If such a kid decides he can’t take it anymore and starts shooting in an Austintown school one day, school staff and the police will act fast.

Staff will put as much space and as many locked doors as possible between him and his classmates, said Superintendent Doug Heuer.

Police will track him from laptops in their cruisers that will let them access the school’s security system to see where he is in the building, said Police Chief Bob Gavalier.

They won’t wait for a Special Weapons and Tactics team. They can’t.

The days of “securing the perimeter” and waiting for a special team to begin negotiations are over, Gavalier said.

“Now it’s respond to the call and go after the shooter,” he said.

There’s no negotiating because there’s no turning back for the boy by then. Most chilling of all, the boy expects, maybe even plans to die anyway.

“What they’ve found — people who reach this stage don’t care if they die or not,” Heuer said.

Not allowed to share

But what if the troubled kid was headed off the deep end before he took a gun to school?

What if the police, the court system, mental health agencies and Children Services were allowed to share information about him to paint a clearer picture of all his problems before they erupted with gunfire?

Legal restrictions in Ohio prohibit the sharing of such information between agencies, Heuer said. He and Gavalier believe that should change.

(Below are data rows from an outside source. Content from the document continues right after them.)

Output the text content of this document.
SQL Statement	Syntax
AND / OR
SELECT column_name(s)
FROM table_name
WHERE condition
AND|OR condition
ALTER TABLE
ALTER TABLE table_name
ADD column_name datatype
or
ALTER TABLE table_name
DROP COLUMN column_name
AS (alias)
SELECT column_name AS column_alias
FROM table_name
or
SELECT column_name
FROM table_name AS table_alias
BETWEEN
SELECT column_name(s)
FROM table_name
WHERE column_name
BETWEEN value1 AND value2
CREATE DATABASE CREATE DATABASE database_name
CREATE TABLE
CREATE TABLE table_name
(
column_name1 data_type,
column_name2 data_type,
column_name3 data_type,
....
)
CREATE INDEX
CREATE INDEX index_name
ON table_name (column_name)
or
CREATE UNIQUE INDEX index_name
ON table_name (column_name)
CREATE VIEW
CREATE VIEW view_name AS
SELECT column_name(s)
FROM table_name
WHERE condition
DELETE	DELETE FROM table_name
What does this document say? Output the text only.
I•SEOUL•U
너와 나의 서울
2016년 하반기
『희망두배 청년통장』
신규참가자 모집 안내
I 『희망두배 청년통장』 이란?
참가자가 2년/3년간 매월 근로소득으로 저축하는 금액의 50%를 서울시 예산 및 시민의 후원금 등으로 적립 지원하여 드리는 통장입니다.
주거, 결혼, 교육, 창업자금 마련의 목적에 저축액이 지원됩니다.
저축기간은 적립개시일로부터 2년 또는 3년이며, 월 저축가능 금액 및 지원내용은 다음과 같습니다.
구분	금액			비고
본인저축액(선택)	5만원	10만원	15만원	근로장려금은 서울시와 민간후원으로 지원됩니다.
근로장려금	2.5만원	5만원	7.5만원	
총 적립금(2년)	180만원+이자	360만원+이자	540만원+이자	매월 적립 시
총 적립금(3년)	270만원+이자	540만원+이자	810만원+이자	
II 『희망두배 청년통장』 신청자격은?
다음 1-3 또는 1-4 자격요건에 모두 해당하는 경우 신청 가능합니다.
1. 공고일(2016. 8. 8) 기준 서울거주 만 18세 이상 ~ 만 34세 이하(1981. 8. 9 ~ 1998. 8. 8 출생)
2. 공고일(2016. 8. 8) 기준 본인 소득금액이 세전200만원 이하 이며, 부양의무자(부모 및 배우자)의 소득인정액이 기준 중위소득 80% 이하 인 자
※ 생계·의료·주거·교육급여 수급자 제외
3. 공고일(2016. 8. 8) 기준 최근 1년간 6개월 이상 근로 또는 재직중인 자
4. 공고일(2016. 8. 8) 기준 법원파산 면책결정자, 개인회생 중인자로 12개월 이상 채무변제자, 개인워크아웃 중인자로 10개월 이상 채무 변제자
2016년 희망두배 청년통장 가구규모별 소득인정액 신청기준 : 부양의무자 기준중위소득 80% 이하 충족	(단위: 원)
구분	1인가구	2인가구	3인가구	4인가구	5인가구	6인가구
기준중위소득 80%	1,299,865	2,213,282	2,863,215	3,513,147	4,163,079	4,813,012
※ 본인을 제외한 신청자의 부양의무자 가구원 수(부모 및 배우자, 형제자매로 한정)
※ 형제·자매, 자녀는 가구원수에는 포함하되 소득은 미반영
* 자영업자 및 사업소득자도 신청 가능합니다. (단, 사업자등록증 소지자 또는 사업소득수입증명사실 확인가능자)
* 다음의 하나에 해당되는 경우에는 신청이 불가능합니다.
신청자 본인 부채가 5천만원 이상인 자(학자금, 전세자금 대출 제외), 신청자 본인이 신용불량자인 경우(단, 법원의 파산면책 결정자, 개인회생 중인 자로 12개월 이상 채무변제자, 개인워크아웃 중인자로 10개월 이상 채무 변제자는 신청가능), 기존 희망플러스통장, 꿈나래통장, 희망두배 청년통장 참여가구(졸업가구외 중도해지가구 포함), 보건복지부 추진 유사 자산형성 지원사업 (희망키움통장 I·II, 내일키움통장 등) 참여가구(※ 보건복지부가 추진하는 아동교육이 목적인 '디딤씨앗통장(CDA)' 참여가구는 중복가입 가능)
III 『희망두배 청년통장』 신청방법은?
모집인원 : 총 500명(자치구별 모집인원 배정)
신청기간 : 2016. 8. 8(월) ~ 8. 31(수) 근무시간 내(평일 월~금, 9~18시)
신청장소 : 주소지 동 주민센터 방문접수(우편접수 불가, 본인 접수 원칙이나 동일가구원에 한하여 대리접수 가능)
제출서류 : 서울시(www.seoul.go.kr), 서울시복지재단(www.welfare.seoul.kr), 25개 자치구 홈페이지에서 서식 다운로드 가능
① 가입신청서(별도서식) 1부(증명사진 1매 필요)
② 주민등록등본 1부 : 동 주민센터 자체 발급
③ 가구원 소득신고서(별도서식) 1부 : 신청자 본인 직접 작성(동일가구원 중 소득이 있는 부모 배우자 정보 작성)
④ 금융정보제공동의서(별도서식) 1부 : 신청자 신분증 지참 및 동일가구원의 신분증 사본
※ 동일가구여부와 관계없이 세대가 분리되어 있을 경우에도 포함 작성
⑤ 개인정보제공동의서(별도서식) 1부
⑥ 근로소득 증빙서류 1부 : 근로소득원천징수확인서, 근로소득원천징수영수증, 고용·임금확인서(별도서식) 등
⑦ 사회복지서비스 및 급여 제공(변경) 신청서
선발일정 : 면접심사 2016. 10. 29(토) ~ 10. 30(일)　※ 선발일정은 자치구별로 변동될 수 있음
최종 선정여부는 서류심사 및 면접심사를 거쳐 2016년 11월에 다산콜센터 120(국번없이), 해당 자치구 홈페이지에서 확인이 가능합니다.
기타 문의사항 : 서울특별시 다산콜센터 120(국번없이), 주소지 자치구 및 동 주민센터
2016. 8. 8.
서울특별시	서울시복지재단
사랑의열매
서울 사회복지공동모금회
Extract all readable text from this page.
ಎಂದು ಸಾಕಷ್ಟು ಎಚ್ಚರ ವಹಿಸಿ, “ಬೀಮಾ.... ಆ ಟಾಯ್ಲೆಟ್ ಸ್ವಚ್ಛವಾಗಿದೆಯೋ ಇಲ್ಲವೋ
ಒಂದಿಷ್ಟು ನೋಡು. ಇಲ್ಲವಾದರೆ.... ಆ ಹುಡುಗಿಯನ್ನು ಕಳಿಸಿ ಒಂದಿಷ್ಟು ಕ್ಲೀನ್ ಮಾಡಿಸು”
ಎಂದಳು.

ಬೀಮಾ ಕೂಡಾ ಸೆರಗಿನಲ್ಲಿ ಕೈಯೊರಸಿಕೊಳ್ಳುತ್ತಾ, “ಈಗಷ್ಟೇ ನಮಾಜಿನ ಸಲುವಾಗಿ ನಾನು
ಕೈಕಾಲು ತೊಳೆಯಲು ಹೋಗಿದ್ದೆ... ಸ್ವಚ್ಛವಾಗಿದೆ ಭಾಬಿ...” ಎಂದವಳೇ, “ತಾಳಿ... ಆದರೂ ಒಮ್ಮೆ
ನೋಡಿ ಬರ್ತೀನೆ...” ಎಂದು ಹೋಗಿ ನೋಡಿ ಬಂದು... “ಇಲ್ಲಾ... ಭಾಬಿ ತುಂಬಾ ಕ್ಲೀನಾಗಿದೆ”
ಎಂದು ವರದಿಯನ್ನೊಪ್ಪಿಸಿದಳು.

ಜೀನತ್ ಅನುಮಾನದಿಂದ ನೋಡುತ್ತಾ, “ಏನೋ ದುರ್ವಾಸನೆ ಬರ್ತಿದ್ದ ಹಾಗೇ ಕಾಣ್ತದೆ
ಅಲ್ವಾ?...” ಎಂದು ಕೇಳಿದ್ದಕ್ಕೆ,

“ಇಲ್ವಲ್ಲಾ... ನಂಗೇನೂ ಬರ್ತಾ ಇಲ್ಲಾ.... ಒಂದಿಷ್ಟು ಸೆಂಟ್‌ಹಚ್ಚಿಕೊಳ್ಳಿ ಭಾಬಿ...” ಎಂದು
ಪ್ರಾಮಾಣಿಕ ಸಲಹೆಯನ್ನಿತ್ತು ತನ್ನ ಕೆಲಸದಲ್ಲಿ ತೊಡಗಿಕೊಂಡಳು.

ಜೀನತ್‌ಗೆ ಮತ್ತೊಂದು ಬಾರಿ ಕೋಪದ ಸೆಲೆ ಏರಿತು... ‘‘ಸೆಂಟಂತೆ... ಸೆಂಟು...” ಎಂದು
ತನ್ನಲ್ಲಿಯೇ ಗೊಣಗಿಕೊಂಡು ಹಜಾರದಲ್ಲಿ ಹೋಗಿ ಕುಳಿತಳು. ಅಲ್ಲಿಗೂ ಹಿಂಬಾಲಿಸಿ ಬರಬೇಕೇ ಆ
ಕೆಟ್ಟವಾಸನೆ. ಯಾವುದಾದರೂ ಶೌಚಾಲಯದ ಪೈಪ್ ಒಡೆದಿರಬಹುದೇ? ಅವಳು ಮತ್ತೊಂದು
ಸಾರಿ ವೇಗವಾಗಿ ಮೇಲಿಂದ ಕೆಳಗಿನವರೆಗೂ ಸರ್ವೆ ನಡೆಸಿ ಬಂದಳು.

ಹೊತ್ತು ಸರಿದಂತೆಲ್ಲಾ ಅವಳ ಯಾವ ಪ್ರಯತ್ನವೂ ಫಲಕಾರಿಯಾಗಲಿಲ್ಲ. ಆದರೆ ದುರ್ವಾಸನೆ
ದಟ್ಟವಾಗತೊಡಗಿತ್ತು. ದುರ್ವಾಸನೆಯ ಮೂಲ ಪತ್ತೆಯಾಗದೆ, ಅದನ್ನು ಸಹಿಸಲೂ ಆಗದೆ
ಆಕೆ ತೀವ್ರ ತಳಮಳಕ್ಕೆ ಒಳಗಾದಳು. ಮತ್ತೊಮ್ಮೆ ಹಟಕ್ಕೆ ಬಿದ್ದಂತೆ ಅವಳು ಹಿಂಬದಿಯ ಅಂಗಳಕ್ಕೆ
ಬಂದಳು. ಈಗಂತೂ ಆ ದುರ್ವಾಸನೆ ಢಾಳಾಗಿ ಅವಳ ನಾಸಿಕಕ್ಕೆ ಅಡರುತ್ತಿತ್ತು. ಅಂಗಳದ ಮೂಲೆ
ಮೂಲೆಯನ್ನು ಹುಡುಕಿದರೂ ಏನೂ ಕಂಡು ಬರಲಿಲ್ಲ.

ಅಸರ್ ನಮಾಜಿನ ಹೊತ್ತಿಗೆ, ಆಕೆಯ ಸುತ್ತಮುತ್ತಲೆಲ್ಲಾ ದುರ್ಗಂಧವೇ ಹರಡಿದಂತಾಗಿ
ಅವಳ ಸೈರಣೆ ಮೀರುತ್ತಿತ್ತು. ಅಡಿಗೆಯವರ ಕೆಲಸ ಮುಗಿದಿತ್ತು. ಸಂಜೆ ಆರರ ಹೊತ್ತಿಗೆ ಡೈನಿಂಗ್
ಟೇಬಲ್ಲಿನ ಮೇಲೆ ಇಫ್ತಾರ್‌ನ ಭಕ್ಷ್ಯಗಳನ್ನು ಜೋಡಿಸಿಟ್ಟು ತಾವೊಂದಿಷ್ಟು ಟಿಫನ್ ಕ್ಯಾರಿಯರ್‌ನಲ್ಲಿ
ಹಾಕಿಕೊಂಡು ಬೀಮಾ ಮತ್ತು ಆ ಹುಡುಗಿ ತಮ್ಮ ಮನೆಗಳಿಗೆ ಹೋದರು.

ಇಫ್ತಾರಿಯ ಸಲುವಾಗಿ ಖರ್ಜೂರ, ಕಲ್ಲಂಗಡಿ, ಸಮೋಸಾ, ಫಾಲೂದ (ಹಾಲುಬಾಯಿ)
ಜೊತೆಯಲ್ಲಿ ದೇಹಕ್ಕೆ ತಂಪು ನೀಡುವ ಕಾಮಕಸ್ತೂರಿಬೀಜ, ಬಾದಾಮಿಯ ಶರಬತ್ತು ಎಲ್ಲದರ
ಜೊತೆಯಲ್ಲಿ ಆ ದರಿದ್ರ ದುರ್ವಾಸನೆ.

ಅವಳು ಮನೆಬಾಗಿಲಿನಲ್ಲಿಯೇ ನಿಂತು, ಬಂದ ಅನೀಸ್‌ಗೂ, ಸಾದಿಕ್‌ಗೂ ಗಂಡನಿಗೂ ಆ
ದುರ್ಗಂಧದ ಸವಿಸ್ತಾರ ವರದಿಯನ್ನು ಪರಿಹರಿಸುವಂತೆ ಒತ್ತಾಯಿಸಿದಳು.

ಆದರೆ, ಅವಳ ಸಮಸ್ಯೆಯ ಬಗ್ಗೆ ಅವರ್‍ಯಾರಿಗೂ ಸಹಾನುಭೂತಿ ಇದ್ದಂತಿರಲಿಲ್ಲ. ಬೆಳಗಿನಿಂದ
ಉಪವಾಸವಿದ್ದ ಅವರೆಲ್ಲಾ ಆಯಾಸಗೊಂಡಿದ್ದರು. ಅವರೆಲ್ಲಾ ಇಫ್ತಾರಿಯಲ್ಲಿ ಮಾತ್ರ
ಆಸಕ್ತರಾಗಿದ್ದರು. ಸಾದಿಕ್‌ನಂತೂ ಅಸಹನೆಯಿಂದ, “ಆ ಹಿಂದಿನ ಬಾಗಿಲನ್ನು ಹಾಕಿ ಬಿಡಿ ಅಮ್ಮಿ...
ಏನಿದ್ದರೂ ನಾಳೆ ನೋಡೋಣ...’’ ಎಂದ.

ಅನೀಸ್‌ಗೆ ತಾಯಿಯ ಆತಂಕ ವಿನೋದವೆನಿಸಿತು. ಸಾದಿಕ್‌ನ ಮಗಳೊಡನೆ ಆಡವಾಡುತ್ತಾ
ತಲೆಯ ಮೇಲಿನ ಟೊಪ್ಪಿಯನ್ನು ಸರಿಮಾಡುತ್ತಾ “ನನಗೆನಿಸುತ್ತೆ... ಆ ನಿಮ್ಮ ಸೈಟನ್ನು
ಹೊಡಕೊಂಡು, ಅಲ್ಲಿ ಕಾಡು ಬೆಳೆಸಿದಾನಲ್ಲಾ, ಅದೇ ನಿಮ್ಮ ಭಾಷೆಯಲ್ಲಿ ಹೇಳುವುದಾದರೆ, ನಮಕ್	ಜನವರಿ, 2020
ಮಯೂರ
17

“Police can’t call us and ask for a history on a kid they have,” Heuer said.

“Federal statistics show most information comes toward the end, not the beginning,” Gavalier added. “School may see him once or twice, police may see him three or four times. Children Services may be involved. Mental Health may see him a few times. If agencies were talking, they’d see it.”

Children Services, said Heuer, is “very restricted.”